Wednesday, October 26, 2016 - 1:45pm
Holocaust Survivor

Holocaust survivor Inge Auerbacher will be speaking at Limestone College on Wednesday, Nov. 2, at 8 p.m. in Fullerton Auditorium.

Admission is free and the public is invited to attend.

Auerbacher was born in Germany and spent three years, between the ages of 7 and 10 years old, in the Terezin (Theresienstadt) concentration camp in Czechoslovakia, where about 1 percent of the 15,000 children there survived.

She tells her life story in three books she has authored:  “I am a Star - Child of the Holocaust,” “Beyond The Yellow Star to America,” and “Finding Dr. Schatz - The Discovery of Streptomycin And A Life It Saved.”

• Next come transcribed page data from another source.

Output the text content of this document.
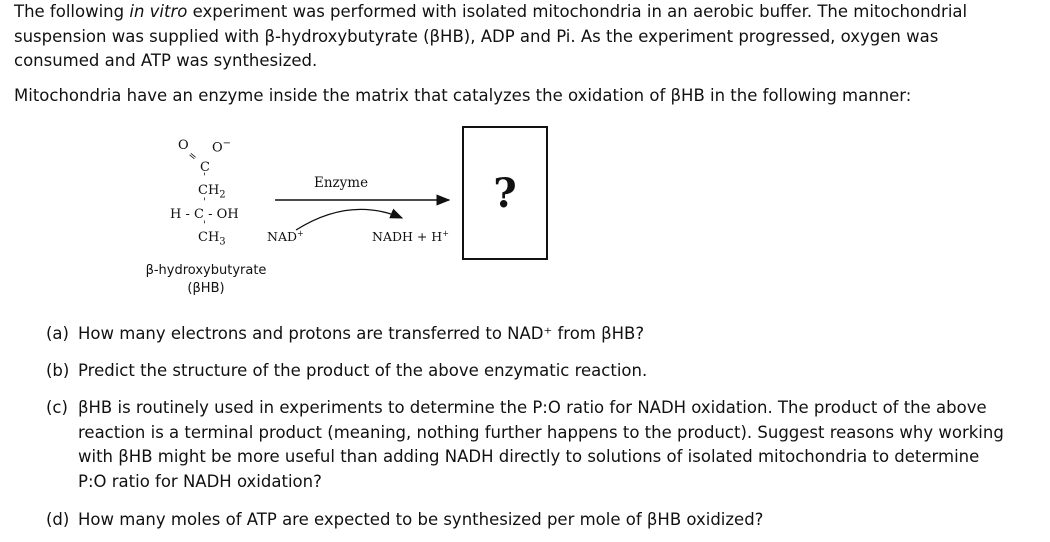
The following in vitro experiment was performed with isolated mitochondria in an aerobic buffer. The mitochondrial suspension was supplied with β-hydroxybutyrate (βHB), ADP and Pi. As the experiment progressed, oxygen was consumed and ATP was synthesized.
Mitochondria have an enzyme inside the matrix that catalyzes the oxidation of βHB in the following manner:
O O−
=
C
'
$CH_2$
'
H - C - OH
'
$CH_3$
β-hydroxybutyrate
(βHB)
Enzyme
NAD+	NADH + H+
?
(a) How many electrons and protons are transferred to NAD⁺ from βHB?
(b) Predict the structure of the product of the above enzymatic reaction.
(c) βHB is routinely used in experiments to determine the P:O ratio for NADH oxidation. The product of the above reaction is a terminal product (meaning, nothing further happens to the product). Suggest reasons why working with βHB might be more useful than adding NADH directly to solutions of isolated mitochondria to determine P:O ratio for NADH oxidation?
(d) How many moles of ATP are expected to be synthesized per mole of βHB oxidized?
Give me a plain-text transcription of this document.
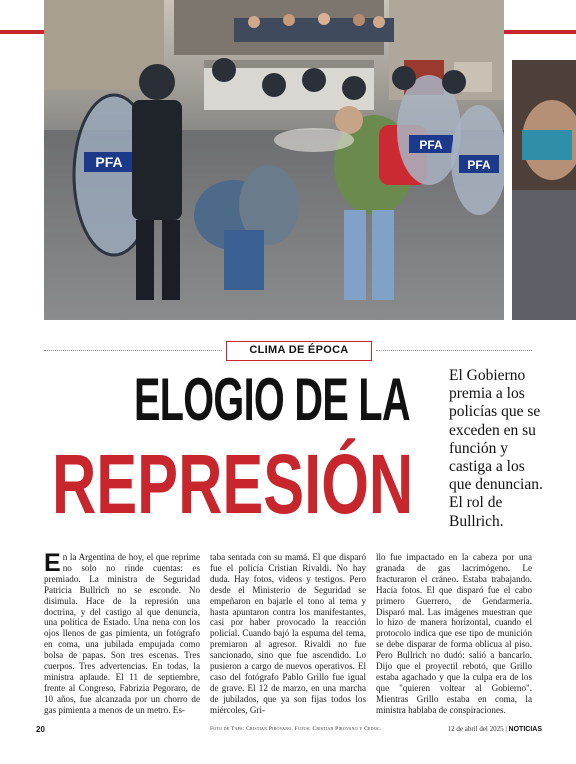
PFA
PFA
PFA
CLIMA DE ÉPOCA
ELOGIO DE LA
REPRESIÓN
El Gobierno premia a los policías que se exceden en su función y castiga a los que denuncian. El rol de Bullrich.
En la Argentina de hoy, el que reprime no solo no rinde cuentas: es premiado. La ministra de Seguridad Patricia Bullrich no se esconde. No disimula. Hace de la represión una doctrina, y del castigo al que denuncia, una política de Estado. Una nena con los ojos llenos de gas pimienta, un fotógrafo en coma, una jubilada empujada como bolsa de papas. Son tres escenas. Tres cuerpos. Tres advertencias. En todas, la ministra aplaude. El 11 de septiembre, frente al Congreso, Fabrizia Pegoraro, de 10 años, fue alcanzada por un chorro de gas pimienta a menos de un metro. Es-
taba sentada con su mamá. El que disparó fue el policía Cristian Rivaldi. No hay duda. Hay fotos, videos y testigos. Pero desde el Ministerio de Seguridad se empeñaron en bajarle el tono al tema y hasta apuntaron contra los manifestantes, casi por haber provocado la reacción policial. Cuando bajó la espuma del tema, premiaron al agresor. Rivaldi no fue sancionado, sino que fue ascendido. Lo pusieron a cargo de nuevos operativos. El caso del fotógrafo Pablo Grillo fue igual de grave. El 12 de marzo, en una marcha de jubilados, que ya son fijas todos los miércoles, Gri-
llo fue impactado en la cabeza por una granada de gas lacrimógeno. Le fracturaron el cráneo. Estaba trabajando. Hacía fotos. El que disparó fue el cabo primero Guerrero, de Gendarmería. Disparó mal. Las imágenes muestran que lo hizo de manera horizontal, cuando el protocolo indica que ese tipo de munición se debe disparar de forma oblicua al piso. Pero Bullrich no dudó: salió a bancarlo. Dijo que el proyectil rebotó, que Grillo estaba agachado y que la culpa era de los que "quieren voltear al Gobierno". Mientras Grillo estaba en coma, la ministra hablaba de conspiraciones.
20	Foto de Tapa: Cristian Pirovano. Fotos: Cristian Pirovano y Cedoc.	12 de abril del 2025 | NOTICIAS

Auerbacher has also reached out to the African-American community by writing about her friends, Mary and Martha DeSaussure, who were pioneering track stars, in her third book, “Running Against the Wind.”

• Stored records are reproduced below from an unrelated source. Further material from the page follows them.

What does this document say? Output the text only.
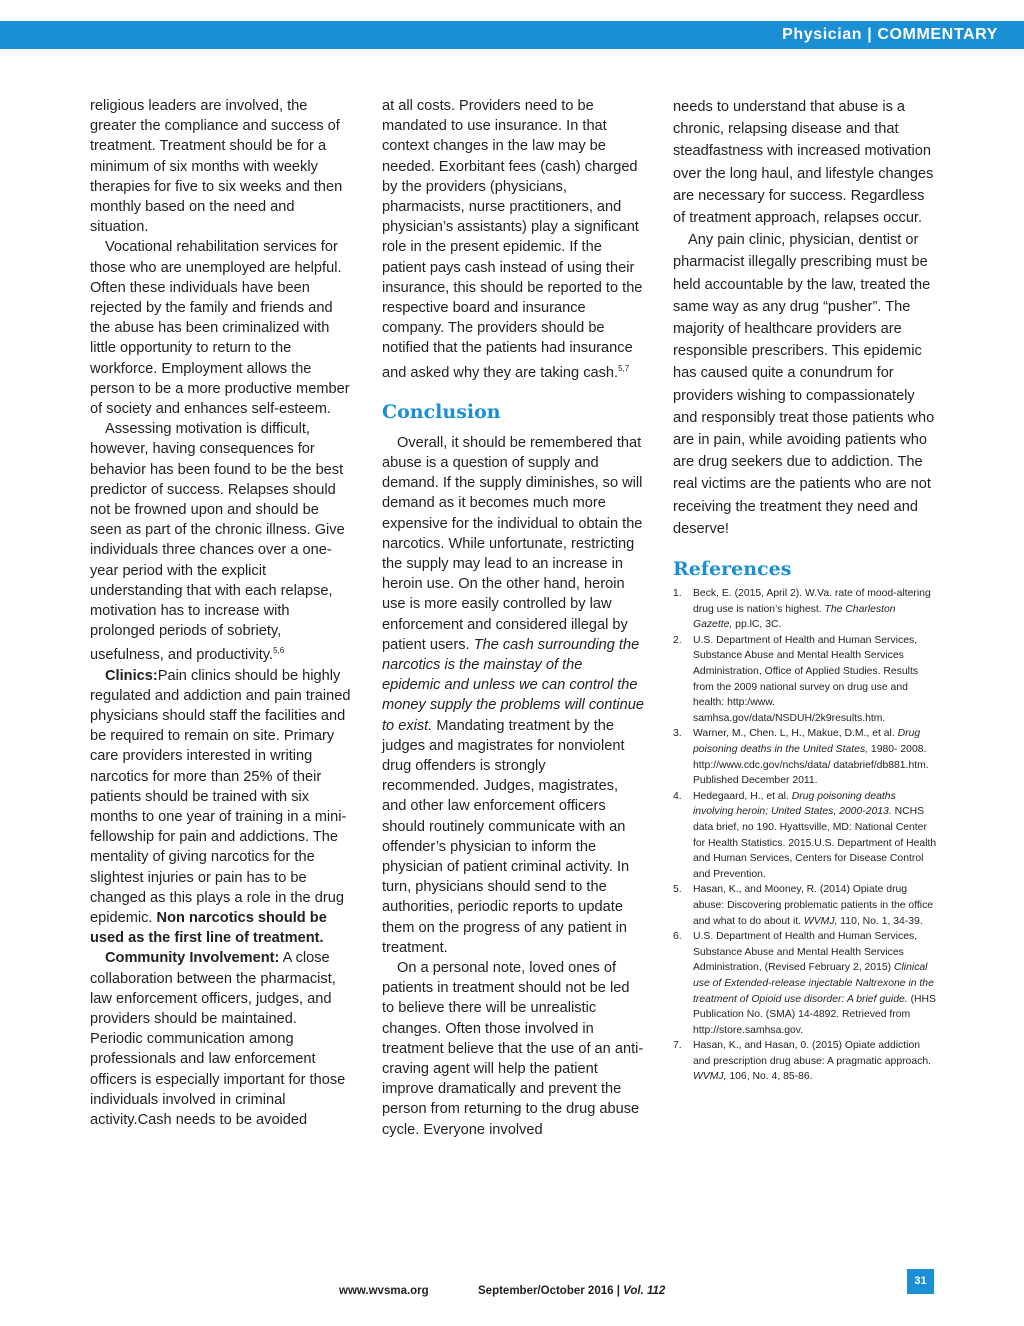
Physician | COMMENTARY

religious leaders are involved, the greater the compliance and success of treatment. Treatment should be for a minimum of six months with weekly therapies for five to six weeks and then monthly based on the need and situation.

Vocational rehabilitation services for those who are unemployed are helpful. Often these individuals have been rejected by the family and friends and the abuse has been criminalized with little opportunity to return to the workforce. Employment allows the person to be a more productive member of society and enhances self-esteem.

Assessing motivation is difficult, however, having consequences for behavior has been found to be the best predictor of success. Relapses should not be frowned upon and should be seen as part of the chronic illness. Give individuals three chances over a one-year period with the explicit understanding that with each relapse, motivation has to increase with prolonged periods of sobriety, usefulness, and productivity.$^{5,6}$

Clinics:Pain clinics should be highly regulated and addiction and pain trained physicians should staff the facilities and be required to remain on site. Primary care providers interested in writing narcotics for more than 25% of their patients should be trained with six months to one year of training in a mini-fellowship for pain and addictions. The mentality of giving narcotics for the slightest injuries or pain has to be changed as this plays a role in the drug epidemic. Non narcotics should be used as the first line of treatment.

Community Involvement: A close collaboration between the pharmacist, law enforcement officers, judges, and providers should be maintained. Periodic communication among professionals and law enforcement officers is especially important for those individuals involved in criminal activity.Cash needs to be avoided

at all costs. Providers need to be mandated to use insurance. In that context changes in the law may be needed. Exorbitant fees (cash) charged by the providers (physicians, pharmacists, nurse practitioners, and physician’s assistants) play a significant role in the present epidemic. If the patient pays cash instead of using their insurance, this should be reported to the respective board and insurance company. The providers should be notified that the patients had insurance and asked why they are taking cash.$^{5,7}$

Conclusion

Overall, it should be remembered that abuse is a question of supply and demand. If the supply diminishes, so will demand as it becomes much more expensive for the individual to obtain the narcotics. While unfortunate, restricting the supply may lead to an increase in heroin use. On the other hand, heroin use is more easily controlled by law enforcement and considered illegal by patient users. The cash surrounding the narcotics is the mainstay of the epidemic and unless we can control the money supply the problems will continue to exist. Mandating treatment by the judges and magistrates for nonviolent drug offenders is strongly recommended. Judges, magistrates, and other law enforcement officers should routinely communicate with an offender’s physician to inform the physician of patient criminal activity. In turn, physicians should send to the authorities, periodic reports to update them on the progress of any patient in treatment.

On a personal note, loved ones of patients in treatment should not be led to believe there will be unrealistic changes. Often those involved in treatment believe that the use of an anti-craving agent will help the patient improve dramatically and prevent the person from returning to the drug abuse cycle. Everyone involved

needs to understand that abuse is a chronic, relapsing disease and that steadfastness with increased motivation over the long haul, and lifestyle changes are necessary for success. Regardless of treatment approach, relapses occur.

Any pain clinic, physician, dentist or pharmacist illegally prescribing must be held accountable by the law, treated the same way as any drug “pusher”. The majority of healthcare providers are responsible prescribers. This epidemic has caused quite a conundrum for providers wishing to compassionately and responsibly treat those patients who are in pain, while avoiding patients who are drug seekers due to addiction. The real victims are the patients who are not receiving the treatment they need and deserve!

References
1. Beck, E. (2015, April 2). W.Va. rate of mood-altering drug use is nation’s highest. The Charleston Gazette, pp.lC, 3C.
2. U.S. Department of Health and Human Services, Substance Abuse and Mental Health Services Administration, Office of Applied Studies. Results from the 2009 national survey on drug use and health: http:/www. samhsa.gov/data/NSDUH/2k9results.htm.
3. Warner, M., Chen. L, H., Makue, D.M., et al. Drug poisoning deaths in the United States, 1980- 2008. http://www.cdc.gov/nchs/data/ databrief/db881.htm. Published December 2011.
4. Hedegaard, H., et al. Drug poisoning deaths involving heroin; United States, 2000-2013. NCHS data brief, no 190. Hyattsville, MD: National Center for Health Statistics. 2015.U.S. Department of Health and Human Services, Centers for Disease Control and Prevention.
5. Hasan, K., and Mooney, R. (2014) Opiate drug abuse: Discovering problematic patients in the office and what to do about it. WVMJ, 110, No. 1, 34-39.
6. U.S. Department of Health and Human Services, Substance Abuse and Mental Health Services Administration, (Revised February 2, 2015) Clinical use of Extended-release injectable Naltrexone in the treatment of Opioid use disorder: A brief guide. (HHS Publication No. (SMA) 14-4892. Retrieved from http://store.samhsa.gov.
7. Hasan, K., and Hasan, 0. (2015) Opiate addiction and prescription drug abuse: A pragmatic approach. WVMJ, 106, No. 4, 85-86.
www.wvsma.org	September/October 2016 | Vol. 112
31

Terezin was selected by the Nazis as a transit camp before inmates were to be deported to killing centers. It consisted of large brick barracks, underground cells, and broken down houses. It was sealed off from the outside world by high walls, wooden fences, and barbed wire. Auerbacher’s life in Terezin was a nightmare. Death, fear, and hunger were her constant companions. She saw most of her friends sent to the gas chamber. She contracted serious illnesses and spent months in the so-called hospital at the transit camp.

Between 1941 and 1945, a total of 140,000 people were shipped to Terezin, with 88,000 sent primarily to the gas chambers in Auschwitz, and 35,000 died of malnutrition and disease in Terezin.

After three long years, liberation came by the Soviet Army on May 8, 1945, when Auerbacher was 10 years old.

Miraculously, she and both her parents survived. They learned that at least 13 close relatives were slaughtered by the Nazis as well as many more from her extended family.

Auerbacher and her parents immigrated to America in May of 1946. She was stricken with a deadly disease caused by years of malnutrition in the concentration camp. She was hospitalized for two years, and fought a valiant battle for many years to regain her strength. Although she had lost many years of schooling, she graduated with honors from Bushwick High School in Brooklyn in 1953. She completed a college degree (BS in Chemistry) in 1958, and continued with post-graduate work in Biochemistry. Auerbacher worked for over 38 years as a chemist in research and clinical work.

“We must speak out against evil and injustice,” Auerbacher said in one of her books. “Let us build bridges of understanding and love to join mankind in every land. My hope, my wish, and prayer is for every child to grow up in peace without hunger and prejudice.”